El silencio digital y el coraje de la presencia
Punto de Vista
Vivimos rodeados de versiones editadas de nosotros mismos. Yo también. Detrás de una pantalla todo parece más fácil: pensamos mejor lo que vamos a decir, respondemos cuando estamos listos, borramos lo que nos deja vulnerables y callamos lo que incomoda. A veces, no por maldad, sino por miedo o por cansancio. Por no saber cómo sostener lo que sentimos.
Las redes nos dieron una ilusión muy seductora: la de estar en control. Control del tiempo, del tono, del silencio; aparecemos cuando conviene, desaparecemos cuando no sabemos qué decir. Y muchas veces llamamos “paz mental” a lo que en realidad es evasión.
Pero hay un lugar donde esa estrategia no funciona: el cara a cara. Ahí no hay filtros ni borradores. El cuerpo y la mirada delata, el callar pesa distinto.
Con el tiempo hemos aprendido a usar el silencio como una forma elegante de huir. No responder. Dejar en visto. Desaparecer sin explicación. Gestos que dan una sensación momentánea de poder, pero que evitan lo esencial: hacerse cargo. Dar la cara. Decir lo que duele decir.

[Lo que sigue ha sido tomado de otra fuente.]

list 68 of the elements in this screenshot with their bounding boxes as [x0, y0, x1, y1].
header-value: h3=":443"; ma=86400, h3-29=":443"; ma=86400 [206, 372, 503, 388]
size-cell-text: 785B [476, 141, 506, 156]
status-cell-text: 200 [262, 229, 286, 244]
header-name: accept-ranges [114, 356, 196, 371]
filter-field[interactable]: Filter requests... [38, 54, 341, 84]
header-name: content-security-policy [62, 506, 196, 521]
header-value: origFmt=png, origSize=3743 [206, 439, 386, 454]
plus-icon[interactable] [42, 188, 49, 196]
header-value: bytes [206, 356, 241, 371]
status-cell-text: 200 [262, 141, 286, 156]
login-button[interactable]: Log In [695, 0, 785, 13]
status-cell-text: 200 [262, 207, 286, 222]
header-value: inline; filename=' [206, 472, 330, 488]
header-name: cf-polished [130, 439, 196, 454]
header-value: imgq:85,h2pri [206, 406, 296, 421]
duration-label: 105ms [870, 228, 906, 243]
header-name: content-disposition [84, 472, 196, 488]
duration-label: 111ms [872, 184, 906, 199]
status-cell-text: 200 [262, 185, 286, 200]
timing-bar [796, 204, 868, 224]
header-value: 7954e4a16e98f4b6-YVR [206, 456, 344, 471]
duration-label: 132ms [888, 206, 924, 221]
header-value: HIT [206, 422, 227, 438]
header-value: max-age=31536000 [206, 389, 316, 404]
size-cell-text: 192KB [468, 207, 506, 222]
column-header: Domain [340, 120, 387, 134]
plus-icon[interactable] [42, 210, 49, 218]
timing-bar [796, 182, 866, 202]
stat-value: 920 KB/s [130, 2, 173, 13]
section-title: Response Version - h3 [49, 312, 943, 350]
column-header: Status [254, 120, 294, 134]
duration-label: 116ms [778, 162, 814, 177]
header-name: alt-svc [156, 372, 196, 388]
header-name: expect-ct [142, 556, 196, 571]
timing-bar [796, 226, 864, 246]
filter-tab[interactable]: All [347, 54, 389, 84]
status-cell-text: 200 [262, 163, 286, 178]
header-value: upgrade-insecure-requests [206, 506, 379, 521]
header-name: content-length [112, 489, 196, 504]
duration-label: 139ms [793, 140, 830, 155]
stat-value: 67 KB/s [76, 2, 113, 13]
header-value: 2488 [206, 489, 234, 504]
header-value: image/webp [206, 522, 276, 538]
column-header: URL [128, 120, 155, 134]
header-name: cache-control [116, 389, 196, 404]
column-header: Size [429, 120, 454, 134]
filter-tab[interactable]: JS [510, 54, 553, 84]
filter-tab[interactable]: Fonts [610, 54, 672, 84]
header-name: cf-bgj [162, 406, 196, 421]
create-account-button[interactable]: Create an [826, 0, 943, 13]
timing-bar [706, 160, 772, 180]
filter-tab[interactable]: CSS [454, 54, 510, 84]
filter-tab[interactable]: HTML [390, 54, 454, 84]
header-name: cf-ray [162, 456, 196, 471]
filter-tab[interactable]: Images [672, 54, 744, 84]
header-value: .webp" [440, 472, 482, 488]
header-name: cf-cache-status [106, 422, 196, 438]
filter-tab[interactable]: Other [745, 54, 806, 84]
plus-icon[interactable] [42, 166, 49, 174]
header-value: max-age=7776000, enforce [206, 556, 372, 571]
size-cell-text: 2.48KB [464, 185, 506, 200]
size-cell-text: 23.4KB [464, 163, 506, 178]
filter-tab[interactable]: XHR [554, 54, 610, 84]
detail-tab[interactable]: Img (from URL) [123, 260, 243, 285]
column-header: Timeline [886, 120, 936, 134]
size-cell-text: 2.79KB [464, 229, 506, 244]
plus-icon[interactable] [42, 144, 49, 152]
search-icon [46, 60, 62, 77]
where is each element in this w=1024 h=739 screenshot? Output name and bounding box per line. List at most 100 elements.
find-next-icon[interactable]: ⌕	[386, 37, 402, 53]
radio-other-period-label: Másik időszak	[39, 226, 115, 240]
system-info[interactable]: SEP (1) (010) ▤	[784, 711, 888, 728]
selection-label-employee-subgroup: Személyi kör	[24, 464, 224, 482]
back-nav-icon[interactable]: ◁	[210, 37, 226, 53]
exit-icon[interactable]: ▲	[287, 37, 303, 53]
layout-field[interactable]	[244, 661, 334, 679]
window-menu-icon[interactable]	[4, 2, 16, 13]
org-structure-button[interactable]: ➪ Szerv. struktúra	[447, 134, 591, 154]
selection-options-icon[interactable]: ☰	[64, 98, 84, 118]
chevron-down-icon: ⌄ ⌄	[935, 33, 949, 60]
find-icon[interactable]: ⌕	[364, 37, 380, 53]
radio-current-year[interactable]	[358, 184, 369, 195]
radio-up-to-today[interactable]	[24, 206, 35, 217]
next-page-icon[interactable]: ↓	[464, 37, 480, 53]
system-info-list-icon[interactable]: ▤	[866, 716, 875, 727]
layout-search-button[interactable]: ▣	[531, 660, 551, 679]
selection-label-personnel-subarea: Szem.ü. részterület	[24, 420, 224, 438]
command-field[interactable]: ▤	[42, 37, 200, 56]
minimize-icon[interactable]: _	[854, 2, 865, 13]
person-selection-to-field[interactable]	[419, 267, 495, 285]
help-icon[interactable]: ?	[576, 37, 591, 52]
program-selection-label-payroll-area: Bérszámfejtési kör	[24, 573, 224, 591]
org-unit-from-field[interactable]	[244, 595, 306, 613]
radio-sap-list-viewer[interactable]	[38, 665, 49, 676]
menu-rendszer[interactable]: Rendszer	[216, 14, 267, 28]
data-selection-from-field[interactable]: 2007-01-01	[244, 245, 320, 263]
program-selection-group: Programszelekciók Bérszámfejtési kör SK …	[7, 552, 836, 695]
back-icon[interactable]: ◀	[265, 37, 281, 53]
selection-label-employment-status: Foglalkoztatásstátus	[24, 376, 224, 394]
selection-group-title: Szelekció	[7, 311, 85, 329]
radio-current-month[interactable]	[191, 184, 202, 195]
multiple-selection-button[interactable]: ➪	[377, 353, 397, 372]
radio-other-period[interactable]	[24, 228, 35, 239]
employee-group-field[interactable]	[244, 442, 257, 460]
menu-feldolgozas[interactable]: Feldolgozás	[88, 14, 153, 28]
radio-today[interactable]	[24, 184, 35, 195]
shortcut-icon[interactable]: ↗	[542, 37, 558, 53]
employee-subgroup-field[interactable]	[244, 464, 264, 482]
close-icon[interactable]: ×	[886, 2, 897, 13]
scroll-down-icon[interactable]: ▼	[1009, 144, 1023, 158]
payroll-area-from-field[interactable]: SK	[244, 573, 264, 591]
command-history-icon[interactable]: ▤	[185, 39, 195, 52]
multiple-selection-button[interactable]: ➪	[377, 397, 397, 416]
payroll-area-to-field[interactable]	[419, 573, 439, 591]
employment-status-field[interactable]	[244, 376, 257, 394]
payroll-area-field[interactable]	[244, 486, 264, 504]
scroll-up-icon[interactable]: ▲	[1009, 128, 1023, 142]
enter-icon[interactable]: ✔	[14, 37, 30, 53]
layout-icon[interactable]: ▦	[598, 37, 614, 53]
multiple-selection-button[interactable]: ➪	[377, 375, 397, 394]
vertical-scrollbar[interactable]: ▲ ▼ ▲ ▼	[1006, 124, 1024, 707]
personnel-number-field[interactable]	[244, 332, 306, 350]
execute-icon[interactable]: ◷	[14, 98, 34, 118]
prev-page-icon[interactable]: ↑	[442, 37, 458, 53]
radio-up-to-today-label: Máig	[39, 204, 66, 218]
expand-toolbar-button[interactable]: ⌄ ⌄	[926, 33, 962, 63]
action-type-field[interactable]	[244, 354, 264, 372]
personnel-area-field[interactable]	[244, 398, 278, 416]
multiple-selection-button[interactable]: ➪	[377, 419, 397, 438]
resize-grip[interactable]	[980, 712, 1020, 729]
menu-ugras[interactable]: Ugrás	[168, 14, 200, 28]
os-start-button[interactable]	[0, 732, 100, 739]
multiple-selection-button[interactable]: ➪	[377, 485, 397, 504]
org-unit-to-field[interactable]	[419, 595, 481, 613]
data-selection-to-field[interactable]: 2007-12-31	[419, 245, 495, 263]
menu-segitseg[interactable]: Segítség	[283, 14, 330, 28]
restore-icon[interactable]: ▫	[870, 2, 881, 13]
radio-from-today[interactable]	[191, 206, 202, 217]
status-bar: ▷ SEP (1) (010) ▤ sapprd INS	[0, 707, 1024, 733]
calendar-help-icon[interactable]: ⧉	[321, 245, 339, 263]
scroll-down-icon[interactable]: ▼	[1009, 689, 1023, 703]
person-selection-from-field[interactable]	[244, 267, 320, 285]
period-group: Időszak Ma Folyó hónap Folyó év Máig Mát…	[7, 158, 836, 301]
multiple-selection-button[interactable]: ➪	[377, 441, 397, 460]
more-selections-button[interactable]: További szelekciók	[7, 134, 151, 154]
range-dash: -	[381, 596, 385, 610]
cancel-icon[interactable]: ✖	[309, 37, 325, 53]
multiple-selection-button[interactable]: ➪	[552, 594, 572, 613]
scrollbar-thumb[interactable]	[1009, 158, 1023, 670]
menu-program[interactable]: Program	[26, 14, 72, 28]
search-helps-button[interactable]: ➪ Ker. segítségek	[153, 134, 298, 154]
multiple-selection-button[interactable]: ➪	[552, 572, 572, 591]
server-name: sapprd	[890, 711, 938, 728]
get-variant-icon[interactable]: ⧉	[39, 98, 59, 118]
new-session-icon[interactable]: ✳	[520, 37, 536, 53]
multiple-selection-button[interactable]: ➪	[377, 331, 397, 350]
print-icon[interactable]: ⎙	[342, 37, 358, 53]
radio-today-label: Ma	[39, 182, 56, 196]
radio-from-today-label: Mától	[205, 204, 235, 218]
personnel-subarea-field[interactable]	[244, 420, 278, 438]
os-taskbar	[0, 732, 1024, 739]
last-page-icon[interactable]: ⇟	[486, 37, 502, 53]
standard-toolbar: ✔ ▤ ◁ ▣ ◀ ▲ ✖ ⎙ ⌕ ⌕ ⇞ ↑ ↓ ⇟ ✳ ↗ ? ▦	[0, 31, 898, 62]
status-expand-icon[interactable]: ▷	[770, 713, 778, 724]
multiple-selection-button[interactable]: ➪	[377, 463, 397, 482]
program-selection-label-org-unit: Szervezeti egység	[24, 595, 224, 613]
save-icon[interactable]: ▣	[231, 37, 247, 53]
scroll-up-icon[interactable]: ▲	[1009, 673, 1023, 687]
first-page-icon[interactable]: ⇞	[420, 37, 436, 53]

Sería injusto escribir esto apuntando solo hacia afuera. Yo también he callado cuando debía hablar. Yo también he elegido el silencio cuando la conversación me exigía un coraje que no siempre tuve. No escribo desde la superioridad, sino desde la incomodidad de reconocerme ahí.
En la vida real no hay botón de borrar. Los silencios dejan marcas. No se puede ensayar la respuesta perfecta ni desaparecer sin consecuencias. Y es ahí donde una verdad incómoda aparece: muchas de las seguridades que mostramos en lo digital se caen cuando no hay pantalla de por medio.
Dicen que la verdadera medida de una persona no está en cómo llega, sino en cómo se va. Y empiezo a creer que es cierto. Porque no es lo mismo despedirse que esconderse. Irse con la frente en alto, sostener la propia verdad y respetar la palabra dada requiere valentía. No siempre estamos listos para eso.
Por eso, en un mundo de identidades frágiles, elijo estar con quienes tienen el valor de quedarse o la dignidad de irse sin desaparecer. Porque incluso las despedidas más dolorosas pueden y deben hacerse cara a cara, con la palabra, con responsabilidad y respeto, lo contrario, se llama simplemente cobardía. Tal vez, el verdadero coraje no esté en quedarse siempre, sino en saber irse bien.
Sigo escribiendo sobre esto porque sigo aprendiendo y trato de entender cómo permitimos llegar a estos comportamientos, que hieren y dejan vacíos. Porque todavía lucho entre el silencio cómodo y la presencia honesta. Y aunque no siempre lo logro, intento elegir quedarme o irme diciendo lo que hay que decir, aunque incomode.
A veces, el dolor no viene de lo que se dijo, sino de lo que nunca se tuvo el coraje o la oportunidad de decir.
Esta columna va dedicada a mi padre, Julio César Capó Tello.
Gracias por enseñarme que el carácter no es dureza, sino coherencia. Que sostener la propia verdad es una forma de amor y de responsabilidad. Siempre viviste con rectitud y en la conversación franca, a veces difícil. Escribiste tu propio final con integridad y me dejaste, en tu despedida, la lección más grande de todas: que un hombre de verdad no huye, sino que firma su historia con honor. No sé si algún día estaré a tu altura, pero lo intento. Te quiero hasta el cielo ida y vuelta.